There are differences in the therapeutic strategy, depending on which theory: comorbidity or multimorbidity, is to be followed. In the case of comorbidities, the treatment is directed to the underlying disease, e.g. RA. The evaluation of the results of the RD treatment is based on the monitoring of disease activity using validated indicators such as DAS28 or SDAI and the disease index.

Clinical studies showed that the most common comorbidities in patients with chronic joint diseases include: hypertension (53%), hypercholesterolaemia (47%), CVD (24%), obesity (36%), and diabetes (16%). The coexistence of these diseases often complicates or limits the recommended management of joint diseases, due to the interaction of drugs, polypharmacy, or drug intolerance. There is growing interest in a holistic approach to the treatment of patients with RDs. The recommendations of the EULAR 2016 initiative group [14] concern the development of the standardised methods for the assessment and reporting of comorbidities in everyday rheumatological practice.
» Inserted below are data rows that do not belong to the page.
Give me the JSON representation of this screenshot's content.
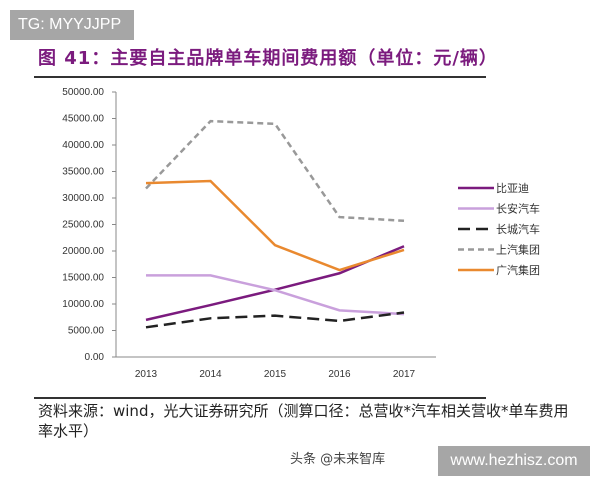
{
  "watermark_top": "TG: MYYJJPP",
  "watermark_bottom": "www.hezhisz.com",
  "watermark_small": "头条 @未来智库",
  "source": "资料来源：wind，光大证券研究所（测算口径：总营收*汽车相关营收*单车费用率水平）",
  "chart_data": {
    "type": "line",
    "title": "图 41：主要自主品牌单车期间费用额（单位：元/辆）",
    "categories": [
      "2013",
      "2014",
      "2015",
      "2016",
      "2017"
    ],
    "ylim": [
      0,
      50000
    ],
    "yticks": [
      "0.00",
      "5000.00",
      "10000.00",
      "15000.00",
      "20000.00",
      "25000.00",
      "30000.00",
      "35000.00",
      "40000.00",
      "45000.00",
      "50000.00"
    ],
    "grid": false,
    "legend_position": "right",
    "series": [
      {
        "name": "比亚迪",
        "color": "#7b1b7e",
        "dash": "solid",
        "values": [
          7000,
          9800,
          12700,
          15800,
          20900
        ]
      },
      {
        "name": "长安汽车",
        "color": "#c9a0dc",
        "dash": "solid",
        "values": [
          15400,
          15400,
          12600,
          8800,
          8100
        ]
      },
      {
        "name": "长城汽车",
        "color": "#222222",
        "dash": "long-dash",
        "values": [
          5600,
          7300,
          7800,
          6800,
          8400
        ]
      },
      {
        "name": "上汽集团",
        "color": "#999999",
        "dash": "dash",
        "values": [
          31800,
          44500,
          44000,
          26400,
          25700
        ]
      },
      {
        "name": "广汽集团",
        "color": "#e9892f",
        "dash": "solid",
        "values": [
          32800,
          33200,
          21100,
          16400,
          20200
        ]
      }
    ]
  }
}
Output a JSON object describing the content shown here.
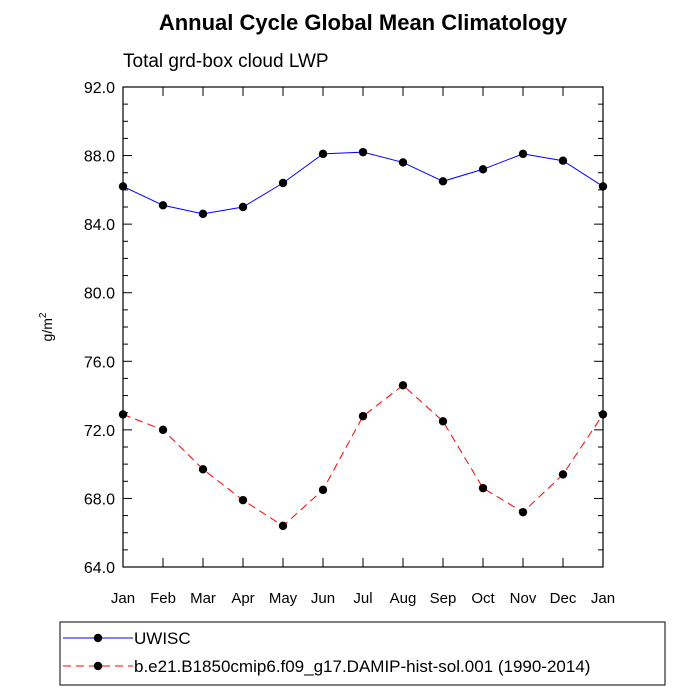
{
  "chart_data": {
    "type": "line",
    "title": "Annual Cycle Global Mean Climatology",
    "subtitle": "Total grd-box cloud LWP",
    "ylabel": "g/m",
    "ylabel_superscript": "2",
    "xlabel": "",
    "categories": [
      "Jan",
      "Feb",
      "Mar",
      "Apr",
      "May",
      "Jun",
      "Jul",
      "Aug",
      "Sep",
      "Oct",
      "Nov",
      "Dec",
      "Jan"
    ],
    "ylim": [
      64.0,
      92.0
    ],
    "yticks": [
      "64.0",
      "68.0",
      "72.0",
      "76.0",
      "80.0",
      "84.0",
      "88.0",
      "92.0"
    ],
    "grid": false,
    "legend_position": "bottom",
    "series": [
      {
        "name": "UWISC",
        "color": "#0000ff",
        "line_style": "solid",
        "marker": "filled-circle",
        "values": [
          86.2,
          85.1,
          84.6,
          85.0,
          86.4,
          88.1,
          88.2,
          87.6,
          86.5,
          87.2,
          88.1,
          87.7,
          86.2
        ]
      },
      {
        "name": "b.e21.B1850cmip6.f09_g17.DAMIP-hist-sol.001 (1990-2014)",
        "color": "#ff0000",
        "line_style": "dashed",
        "marker": "filled-circle",
        "values": [
          72.9,
          72.0,
          69.7,
          67.9,
          66.4,
          68.5,
          72.8,
          74.6,
          72.5,
          68.6,
          67.2,
          69.4,
          72.9
        ]
      }
    ]
  }
}
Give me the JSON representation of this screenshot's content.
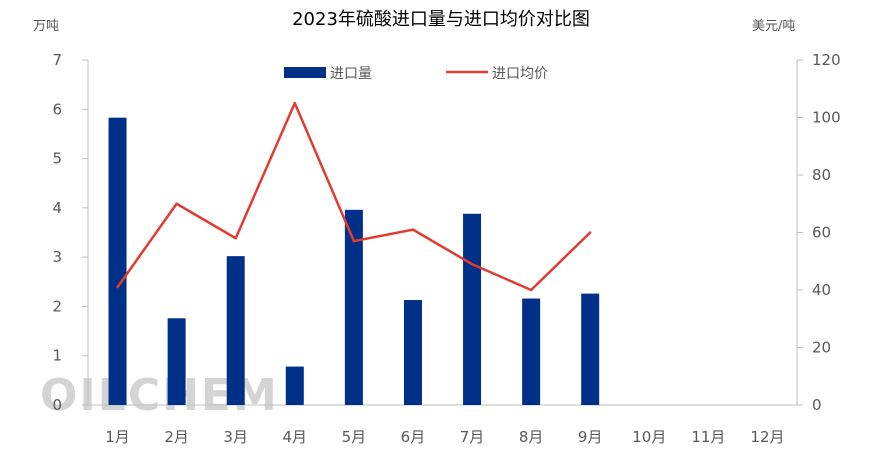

As a result of this consensus, the necessity to assess the frequency of occurrence of comorbidities in the course of RD, to screen for the most common diseases co-existing with inflammatory joint diseases, and to determine the risk of their occurrence and prevent co-morbid diseases, was established.

The main principles of conduct were formulated in the following three points:

  1. Co-morbidities (cardiovascular system and gastrointestinal tract diseases, osteoporosis, depression, or cancer) should be carefully evaluated and treated in patients with RDs.

  2. Rheumatologists, health professionals, and patients play a significant role in detecting and monitoring co-morbidities. It is recommended that an individual questionnaire be completed by patients, developed by the EULAR Group.

  3. Co-morbidities should be covered by a specially developed program, which should be systematically updated every five years.